Similar to ast-text-prev-batch, but instead of taking the number of words/files in each batch, this function takes the maximum amount of RAM that is needed by one instance of the recipe. Through the NEEDED_RAM_GB argument, you should specify the amount of ram that a single instance of the recipe in this rule needs. If any of the arguments are an empty string (or only contain space characters like ‘SPACE’, ‘TAB’, new-line and etc), this function will return an empty string (having no effect in Make). When the needed RAM is larger than the available RAM only one job will be done at a time (similar to ast-text-prev).

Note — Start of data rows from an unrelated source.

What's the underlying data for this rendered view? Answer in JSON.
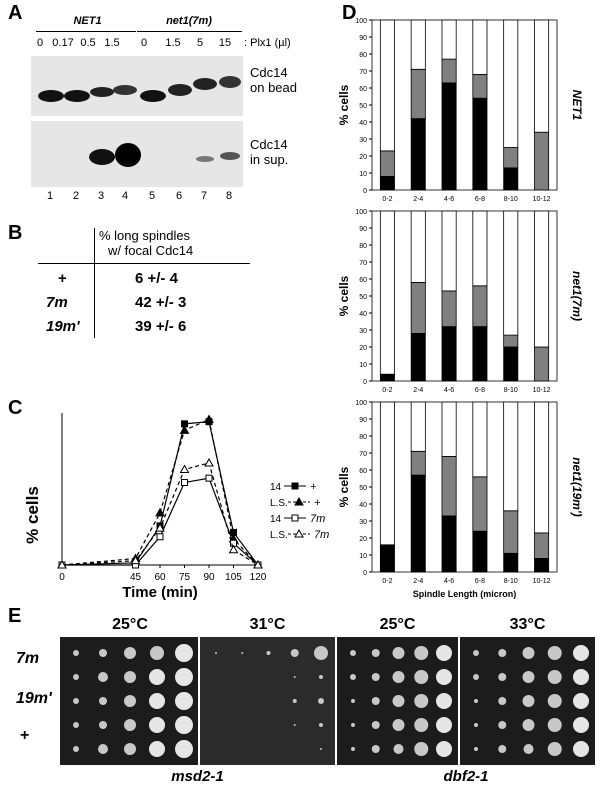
{
  "panelA": {
    "letter": "A",
    "group1": "NET1",
    "group2": "net1(7m)",
    "doses": [
      "0",
      "0.17",
      "0.5",
      "1.5",
      "0",
      "1.5",
      "5",
      "15"
    ],
    "dose_unit": ": Plx1 (µl)",
    "blot1_l1": "Cdc14",
    "blot1_l2": "on bead",
    "blot2_l1": "Cdc14",
    "blot2_l2": "in sup.",
    "lanes": [
      "1",
      "2",
      "3",
      "4",
      "5",
      "6",
      "7",
      "8"
    ]
  },
  "panelB": {
    "letter": "B",
    "header1": "% long spindles",
    "header2": "w/  focal Cdc14",
    "rows": [
      {
        "label": "+",
        "value": "6 +/- 4"
      },
      {
        "label": "7m",
        "value": "42 +/- 3"
      },
      {
        "label": "19m'",
        "value": "39 +/- 6"
      }
    ]
  },
  "panelC": {
    "letter": "C",
    "ylabel": "% cells",
    "xlabel": "Time (min)",
    "legend": [
      {
        "a": "14",
        "b": "+"
      },
      {
        "a": "L.S.",
        "b": "+"
      },
      {
        "a": "14",
        "b": "7m"
      },
      {
        "a": "L.S.",
        "b": "7m"
      }
    ]
  },
  "panelD": {
    "letter": "D",
    "xaxis_title": "Spindle Length (micron)",
    "ylabel": "% cells"
  },
  "panelE": {
    "letter": "E",
    "temps": [
      "25°C",
      "31°C",
      "25°C",
      "33°C"
    ],
    "rows": [
      "7m",
      "19m'",
      "+"
    ],
    "strain1": "msd2-1",
    "strain2": "dbf2-1"
  },
  "colors": {
    "black": "#000000",
    "gray": "#808080",
    "white": "#ffffff"
  },
  "chart_data": [
    {
      "type": "line",
      "x": [
        0,
        45,
        60,
        75,
        90,
        105,
        120
      ],
      "xlabel": "Time (min)",
      "ylabel": "% cells",
      "xlim": [
        0,
        120
      ],
      "ylim": [
        0,
        70
      ],
      "series": [
        {
          "name": "14 +",
          "values": [
            0,
            1,
            18,
            65,
            66,
            15,
            0
          ],
          "marker": "filled-square",
          "dash": false
        },
        {
          "name": "L.S. +",
          "values": [
            0,
            3,
            24,
            62,
            67,
            12,
            0
          ],
          "marker": "filled-triangle",
          "dash": true
        },
        {
          "name": "14 7m",
          "values": [
            0,
            0,
            13,
            38,
            40,
            10,
            0
          ],
          "marker": "open-square",
          "dash": false
        },
        {
          "name": "L.S. 7m",
          "values": [
            0,
            2,
            17,
            44,
            47,
            7,
            0
          ],
          "marker": "open-triangle",
          "dash": true
        }
      ]
    },
    {
      "type": "bar",
      "stacked": true,
      "title": "NET1",
      "categories": [
        "0-2",
        "2-4",
        "4-6",
        "6-8",
        "8-10",
        "10-12"
      ],
      "ylabel": "% cells",
      "ylim": [
        0,
        100
      ],
      "yticks": [
        0,
        10,
        20,
        30,
        40,
        50,
        60,
        70,
        80,
        90,
        100
      ],
      "series": [
        {
          "values": [
            8,
            42,
            63,
            54,
            13,
            0
          ],
          "color": "#000000"
        },
        {
          "values": [
            15,
            29,
            14,
            14,
            12,
            34
          ],
          "color": "#808080"
        },
        {
          "values": [
            77,
            29,
            23,
            32,
            75,
            66
          ],
          "color": "#ffffff"
        }
      ]
    },
    {
      "type": "bar",
      "stacked": true,
      "title": "net1(7m)",
      "categories": [
        "0-2",
        "2-4",
        "4-6",
        "6-8",
        "8-10",
        "10-12"
      ],
      "ylabel": "% cells",
      "ylim": [
        0,
        100
      ],
      "yticks": [
        0,
        10,
        20,
        30,
        40,
        50,
        60,
        70,
        80,
        90,
        100
      ],
      "series": [
        {
          "values": [
            4,
            28,
            32,
            32,
            20,
            0
          ],
          "color": "#000000"
        },
        {
          "values": [
            0,
            30,
            21,
            24,
            7,
            20
          ],
          "color": "#808080"
        },
        {
          "values": [
            96,
            42,
            47,
            44,
            73,
            80
          ],
          "color": "#ffffff"
        }
      ]
    },
    {
      "type": "bar",
      "stacked": true,
      "title": "net1(19m')",
      "categories": [
        "0-2",
        "2-4",
        "4-6",
        "6-8",
        "8-10",
        "10-12"
      ],
      "xlabel": "Spindle Length (micron)",
      "ylabel": "% cells",
      "ylim": [
        0,
        100
      ],
      "yticks": [
        0,
        10,
        20,
        30,
        40,
        50,
        60,
        70,
        80,
        90,
        100
      ],
      "series": [
        {
          "values": [
            16,
            57,
            33,
            24,
            11,
            8
          ],
          "color": "#000000"
        },
        {
          "values": [
            0,
            14,
            35,
            32,
            25,
            15
          ],
          "color": "#808080"
        },
        {
          "values": [
            84,
            29,
            32,
            44,
            64,
            77
          ],
          "color": "#ffffff"
        }
      ]
    }
  ]
}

The number of files in each batch is calculated internally by reading the available RAM on the system at the moment Make calls this function. Therefore this function is more generalizable to different computers (with very different RAM and/or CPU threads). But to avoid overlapping with other rules that may consume a lot of RAM, it is better to design your Makefile such that other rules are only executed once all instances of this rule have been completed.

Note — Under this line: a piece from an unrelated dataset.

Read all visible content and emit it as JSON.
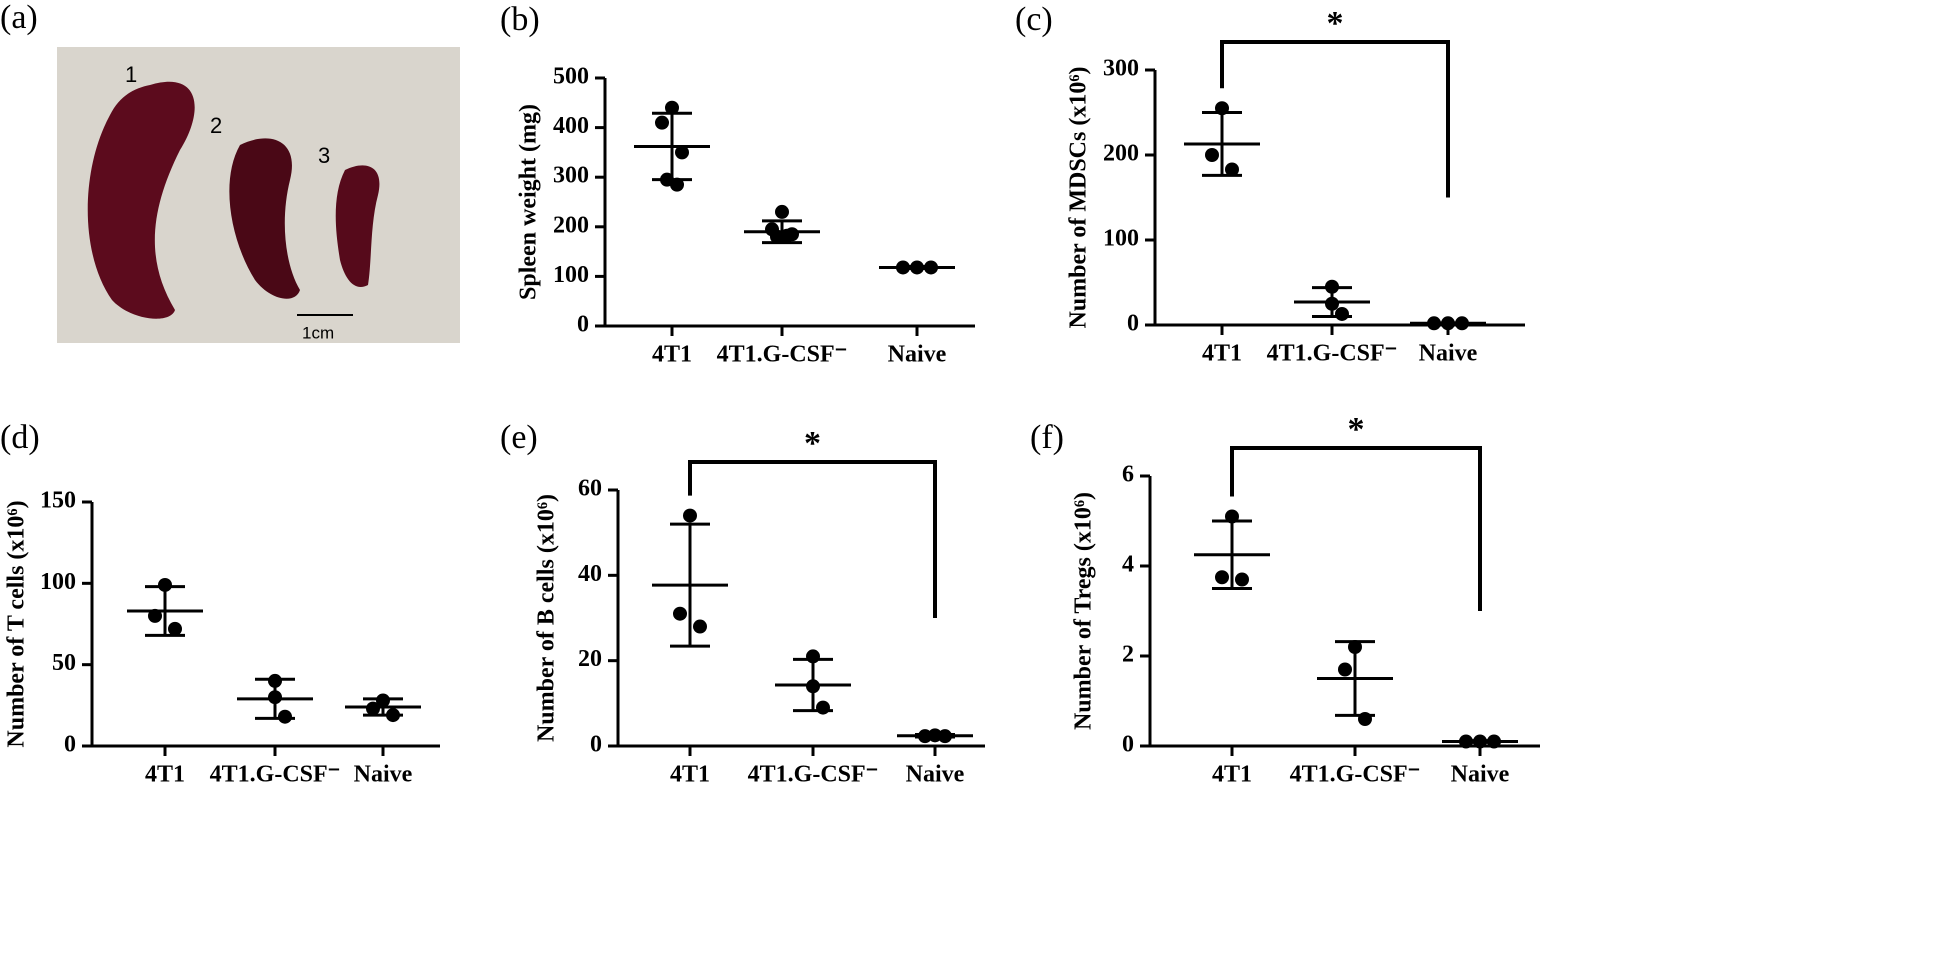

For example, assume every instance of one rule in your Makefile requires a maximum of 5.2 GB of RAM during its execution, and your computer has 32 GB of RAM and 2 threads. In this case, you do not need to manage the targets at all: at the worst moment your pipeline will consume 10.4GB of RAM (much smaller than the 32GB of RAM that you have). However, you later run the same pipeline on another machine with identical RAM, but 12 threads! In this case, you will need \(5.2\times12=62.4\)GB of RAM; but the new system doesn’t have that much RAM, causing your pipeline to crash. If you used ast-text-prev-batch function (described above) to manage these hardware limitations, you would have to manually change the number on every new system; this is inconvenient, can cause many bugs, and requires manual intervention (not making your pipeline automatic).

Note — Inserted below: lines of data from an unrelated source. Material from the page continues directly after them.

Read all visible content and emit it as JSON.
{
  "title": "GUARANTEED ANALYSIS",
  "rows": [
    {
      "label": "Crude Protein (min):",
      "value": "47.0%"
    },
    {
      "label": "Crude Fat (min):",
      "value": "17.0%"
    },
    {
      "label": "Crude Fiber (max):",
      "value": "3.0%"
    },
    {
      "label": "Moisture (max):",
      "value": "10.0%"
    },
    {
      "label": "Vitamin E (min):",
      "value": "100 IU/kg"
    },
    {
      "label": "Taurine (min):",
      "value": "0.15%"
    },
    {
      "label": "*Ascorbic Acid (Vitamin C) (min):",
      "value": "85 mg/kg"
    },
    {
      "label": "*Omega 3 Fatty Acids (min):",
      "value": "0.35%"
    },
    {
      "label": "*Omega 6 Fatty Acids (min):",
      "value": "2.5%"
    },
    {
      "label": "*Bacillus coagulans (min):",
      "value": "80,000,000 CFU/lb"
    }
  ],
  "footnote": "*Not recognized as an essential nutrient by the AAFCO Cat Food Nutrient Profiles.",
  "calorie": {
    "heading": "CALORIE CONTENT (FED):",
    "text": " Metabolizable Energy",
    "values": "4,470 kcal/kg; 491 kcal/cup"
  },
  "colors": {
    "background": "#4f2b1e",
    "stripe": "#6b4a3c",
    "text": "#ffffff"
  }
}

The ast-text-prev-batch-by-ram function was designed as a solution to the problem above: it will read the amount of available RAM at the time that Make starts (before the recipes in your pipeline are actually executed). From the value to NEEDED_RAM_GB, it will then estimate how many instances of that recipe can be executed in parallel without breaching the available RAM of the system. Therefore it is important to not run another heavy RAM consumer on the system while your pipeline is being executed. Note that this function reads the available RAM, not total RAM; it therefore accounts for the background operations of the operating system or graphic user environment that are running in parallel to your pipeline; and assumes they will remain at the same level.

The fully working example below shows the usage of this function in a scenario where we assume the recipe requires 4.2GB of RAM for each target.

load /usr/local/lib/libgnuastro_make.so

.SECONDEXPANSION:

targets := $(foreach i,$(shell seq 13),$(i).fits)

all: $(targets)

$(targets): $$(ast-text-prev-batch-by-ram $$@,4.2,$(targets))
        @echo "$@: $^"

Once the contents above are placed in a Makefile and you execute the command below in a system with about 27GB of available RAM (total RAM is 32GB; the 5GB difference is used by the operating system and other background programs), you will get an output like below.

$ make -j12
1.fits:
2.fits:
3.fits:
4.fits:
5.fits:
6.fits:
7.fits: 1.fits 2.fits 3.fits 4.fits 5.fits 6.fits
8.fits: 1.fits 2.fits 3.fits 4.fits 5.fits 6.fits
11.fits: 1.fits 2.fits 3.fits 4.fits 5.fits 6.fits
10.fits: 1.fits 2.fits 3.fits 4.fits 5.fits 6.fits
9.fits: 1.fits 2.fits 3.fits 4.fits 5.fits 6.fits
12.fits: 1.fits 2.fits 3.fits 4.fits 5.fits 6.fits
13.fits: 7.fits 8.fits 9.fits 10.fits 11.fits 12.fits

Depending on the amount of available RAM on your system, you will get a different output. To see the effect, you can decrease or increase the amount of required RAM (4.2 in the example above).

What is the maximum RAM required by my command? Put a ‘/usr/bin/time --format=%M’ prefix behind your full command (including any options and arguments). For example like this for a call to Gnuastro’s Warp program:

/usr/bin/time --format=%M astwarp image.fits

After the regular outputs of the program, you will see a number on the last line. This number is the maximum used RAM (in kilobytes) during the execution of the program. Later, you can convert this to Gigabytes (to feed into this function) by dividing it to \(10^6\).